Pentagon battles rumors over deployed soldiers’ meals
Soldiers grab a plate of food during a Fourth of July service with breakfast at Kandahar Airfield, Afghanistan, on July 8, 2012.
The drawdown in Afghanistan has soldiers in at least one province adjusting to new breakfast policies, and it’s forced the Pentagon to work to set the record straight regarding suggestions that budget cuts have left troops deployed overseas without their morning meal.
A chain email has been circulating online, claiming that “elected officials believe that our military who are deployed overseas don’t have a need for breakfast anymore.”
The rumor-busting website Snopes.com picked up the chain email, as well as statements from soldiers stationed in Afghanistan and their relatives. The site noted the email was “partly true.”

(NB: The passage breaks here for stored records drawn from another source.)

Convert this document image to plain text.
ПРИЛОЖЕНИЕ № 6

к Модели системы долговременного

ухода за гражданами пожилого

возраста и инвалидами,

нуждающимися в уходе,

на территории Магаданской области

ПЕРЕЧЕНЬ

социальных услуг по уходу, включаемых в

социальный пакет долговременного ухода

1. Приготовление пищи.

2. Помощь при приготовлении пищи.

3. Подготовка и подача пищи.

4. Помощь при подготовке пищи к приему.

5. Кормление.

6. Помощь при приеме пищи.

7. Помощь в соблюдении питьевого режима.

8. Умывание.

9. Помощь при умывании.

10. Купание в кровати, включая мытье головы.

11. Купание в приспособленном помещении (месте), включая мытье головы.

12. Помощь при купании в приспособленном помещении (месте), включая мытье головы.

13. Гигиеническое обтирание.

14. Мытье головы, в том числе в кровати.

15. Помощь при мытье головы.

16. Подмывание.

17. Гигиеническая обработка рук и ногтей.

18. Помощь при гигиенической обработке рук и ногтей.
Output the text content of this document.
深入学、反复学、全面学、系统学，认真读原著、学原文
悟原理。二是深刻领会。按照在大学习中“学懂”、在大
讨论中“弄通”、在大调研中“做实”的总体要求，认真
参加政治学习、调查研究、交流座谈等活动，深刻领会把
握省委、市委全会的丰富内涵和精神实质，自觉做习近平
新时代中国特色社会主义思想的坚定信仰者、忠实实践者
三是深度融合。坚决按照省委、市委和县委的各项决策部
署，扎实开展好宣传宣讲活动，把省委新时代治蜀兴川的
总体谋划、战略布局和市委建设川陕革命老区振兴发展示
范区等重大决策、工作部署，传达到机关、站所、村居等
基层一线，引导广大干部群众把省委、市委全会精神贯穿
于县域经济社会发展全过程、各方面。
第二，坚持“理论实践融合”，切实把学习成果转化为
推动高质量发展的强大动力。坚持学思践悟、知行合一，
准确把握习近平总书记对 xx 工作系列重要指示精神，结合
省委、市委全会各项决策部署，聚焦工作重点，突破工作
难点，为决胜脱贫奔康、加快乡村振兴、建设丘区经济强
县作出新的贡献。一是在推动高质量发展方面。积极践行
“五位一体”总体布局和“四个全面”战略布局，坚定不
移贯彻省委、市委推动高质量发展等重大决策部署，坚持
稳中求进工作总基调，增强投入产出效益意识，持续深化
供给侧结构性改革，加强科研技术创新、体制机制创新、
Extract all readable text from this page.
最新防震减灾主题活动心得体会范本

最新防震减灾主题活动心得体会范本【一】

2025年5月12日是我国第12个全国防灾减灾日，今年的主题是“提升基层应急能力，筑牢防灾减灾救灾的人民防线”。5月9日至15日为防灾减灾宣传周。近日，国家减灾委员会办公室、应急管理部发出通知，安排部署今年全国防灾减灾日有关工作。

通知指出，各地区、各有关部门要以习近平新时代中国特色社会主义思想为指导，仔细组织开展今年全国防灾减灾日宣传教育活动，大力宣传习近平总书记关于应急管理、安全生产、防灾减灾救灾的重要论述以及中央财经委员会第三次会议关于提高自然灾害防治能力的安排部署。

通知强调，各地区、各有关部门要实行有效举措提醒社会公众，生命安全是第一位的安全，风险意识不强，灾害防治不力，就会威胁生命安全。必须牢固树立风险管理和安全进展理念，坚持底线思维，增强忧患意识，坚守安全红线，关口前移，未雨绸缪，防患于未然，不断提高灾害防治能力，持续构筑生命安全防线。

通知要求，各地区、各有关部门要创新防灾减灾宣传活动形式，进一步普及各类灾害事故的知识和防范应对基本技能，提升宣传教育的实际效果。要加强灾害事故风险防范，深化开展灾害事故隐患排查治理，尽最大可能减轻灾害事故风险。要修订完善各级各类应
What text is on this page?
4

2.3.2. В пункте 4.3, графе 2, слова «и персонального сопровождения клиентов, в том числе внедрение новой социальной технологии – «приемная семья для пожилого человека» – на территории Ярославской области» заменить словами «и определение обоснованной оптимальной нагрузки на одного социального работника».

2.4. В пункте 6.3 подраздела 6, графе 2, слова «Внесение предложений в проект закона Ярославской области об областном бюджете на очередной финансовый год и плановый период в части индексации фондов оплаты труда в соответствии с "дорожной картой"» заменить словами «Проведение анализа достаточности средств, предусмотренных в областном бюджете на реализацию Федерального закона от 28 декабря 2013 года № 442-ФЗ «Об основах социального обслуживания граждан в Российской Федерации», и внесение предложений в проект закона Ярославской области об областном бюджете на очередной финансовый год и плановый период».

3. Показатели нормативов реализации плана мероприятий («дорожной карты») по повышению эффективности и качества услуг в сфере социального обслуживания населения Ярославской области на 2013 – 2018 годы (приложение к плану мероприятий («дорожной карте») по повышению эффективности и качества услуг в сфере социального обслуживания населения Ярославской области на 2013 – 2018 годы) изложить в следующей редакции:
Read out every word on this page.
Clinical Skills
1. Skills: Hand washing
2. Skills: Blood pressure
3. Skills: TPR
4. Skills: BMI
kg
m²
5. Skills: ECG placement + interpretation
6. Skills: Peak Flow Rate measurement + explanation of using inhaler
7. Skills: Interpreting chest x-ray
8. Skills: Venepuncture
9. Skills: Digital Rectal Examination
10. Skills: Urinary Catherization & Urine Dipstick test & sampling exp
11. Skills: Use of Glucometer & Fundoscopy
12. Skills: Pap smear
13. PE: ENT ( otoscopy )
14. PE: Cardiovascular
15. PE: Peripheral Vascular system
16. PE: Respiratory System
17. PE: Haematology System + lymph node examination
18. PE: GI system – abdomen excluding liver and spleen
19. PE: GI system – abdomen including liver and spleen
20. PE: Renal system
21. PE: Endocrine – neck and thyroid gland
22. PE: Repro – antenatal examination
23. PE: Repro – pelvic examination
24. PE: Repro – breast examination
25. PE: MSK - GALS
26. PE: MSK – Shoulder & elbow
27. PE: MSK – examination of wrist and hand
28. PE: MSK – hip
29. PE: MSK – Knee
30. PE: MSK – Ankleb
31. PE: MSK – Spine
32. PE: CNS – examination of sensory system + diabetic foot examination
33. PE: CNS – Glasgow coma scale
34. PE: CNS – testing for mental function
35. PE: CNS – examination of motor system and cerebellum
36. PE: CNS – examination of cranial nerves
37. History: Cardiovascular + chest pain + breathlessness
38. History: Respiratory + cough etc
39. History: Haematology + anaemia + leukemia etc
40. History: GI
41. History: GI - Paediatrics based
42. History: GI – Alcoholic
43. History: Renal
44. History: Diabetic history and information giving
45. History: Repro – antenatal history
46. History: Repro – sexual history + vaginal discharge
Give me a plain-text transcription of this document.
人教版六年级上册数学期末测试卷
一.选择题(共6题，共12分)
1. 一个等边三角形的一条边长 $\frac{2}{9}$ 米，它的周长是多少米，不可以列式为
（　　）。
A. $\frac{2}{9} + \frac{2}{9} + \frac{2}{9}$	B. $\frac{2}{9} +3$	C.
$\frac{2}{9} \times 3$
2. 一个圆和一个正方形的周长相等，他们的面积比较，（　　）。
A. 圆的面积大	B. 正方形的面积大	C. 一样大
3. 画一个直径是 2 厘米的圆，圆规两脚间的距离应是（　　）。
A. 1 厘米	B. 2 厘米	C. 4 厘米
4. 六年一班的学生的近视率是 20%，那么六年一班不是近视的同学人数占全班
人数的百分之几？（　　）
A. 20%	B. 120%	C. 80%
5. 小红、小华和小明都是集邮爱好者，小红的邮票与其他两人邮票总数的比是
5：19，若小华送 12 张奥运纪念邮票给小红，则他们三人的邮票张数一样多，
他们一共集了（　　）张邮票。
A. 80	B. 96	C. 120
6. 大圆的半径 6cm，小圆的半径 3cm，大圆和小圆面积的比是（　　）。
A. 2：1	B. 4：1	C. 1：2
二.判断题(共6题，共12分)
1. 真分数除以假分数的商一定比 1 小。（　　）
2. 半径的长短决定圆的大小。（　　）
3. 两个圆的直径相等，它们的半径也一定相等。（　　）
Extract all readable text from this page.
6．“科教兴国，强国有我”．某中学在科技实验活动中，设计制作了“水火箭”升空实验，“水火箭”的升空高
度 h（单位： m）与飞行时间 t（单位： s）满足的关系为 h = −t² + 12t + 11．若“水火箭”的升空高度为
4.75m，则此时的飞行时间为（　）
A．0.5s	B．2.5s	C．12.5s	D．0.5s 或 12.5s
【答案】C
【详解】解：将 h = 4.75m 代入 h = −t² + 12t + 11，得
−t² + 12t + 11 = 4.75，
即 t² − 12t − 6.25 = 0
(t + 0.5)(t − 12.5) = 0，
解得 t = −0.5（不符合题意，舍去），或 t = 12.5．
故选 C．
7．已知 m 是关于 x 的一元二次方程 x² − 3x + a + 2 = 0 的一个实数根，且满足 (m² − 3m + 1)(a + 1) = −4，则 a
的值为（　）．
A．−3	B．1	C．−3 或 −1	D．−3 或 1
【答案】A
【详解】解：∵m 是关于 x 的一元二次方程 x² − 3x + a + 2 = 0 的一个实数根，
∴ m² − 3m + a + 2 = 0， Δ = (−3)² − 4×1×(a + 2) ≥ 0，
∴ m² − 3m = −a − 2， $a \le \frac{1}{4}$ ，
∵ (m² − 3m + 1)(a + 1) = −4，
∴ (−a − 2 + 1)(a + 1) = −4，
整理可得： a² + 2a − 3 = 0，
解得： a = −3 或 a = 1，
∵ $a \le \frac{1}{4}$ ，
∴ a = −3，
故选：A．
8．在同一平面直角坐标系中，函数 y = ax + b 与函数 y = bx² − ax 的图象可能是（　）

According to the Pentagon, all the troops are getting breakfast, just maybe not the one they’ve been used to.
The Defense Department took to Twitter to clarify that some troops in Afghanistan’s Paktika province are receiving Meals, Ready to Eat instead of hot breakfasts as U.S. forces prepared to pull out next year.
The decision by leaders in Paktika was based off a need to reduce logistics, not because of budget cuts, military officials said in a statement. “We want to assure you that all soldiers are receiving four meals per day (if they want all four),” the statement said. Making similar changes in other areas would be up to local commanders.
Hot breakfasts have been discontinued in some areas of Afghanistan to streamline logistics, according to the Defense Department, but officials were quick to note that MREs and often other cold food items like cereal and fruit are still provided.
“Breakfast is an MRE, lunch and dinner are traditionally served hot meals, and the midnight meal is MRE,” officials said. “This has nothing to do with the national budget, and everything to do with our responsible reduction of forces.”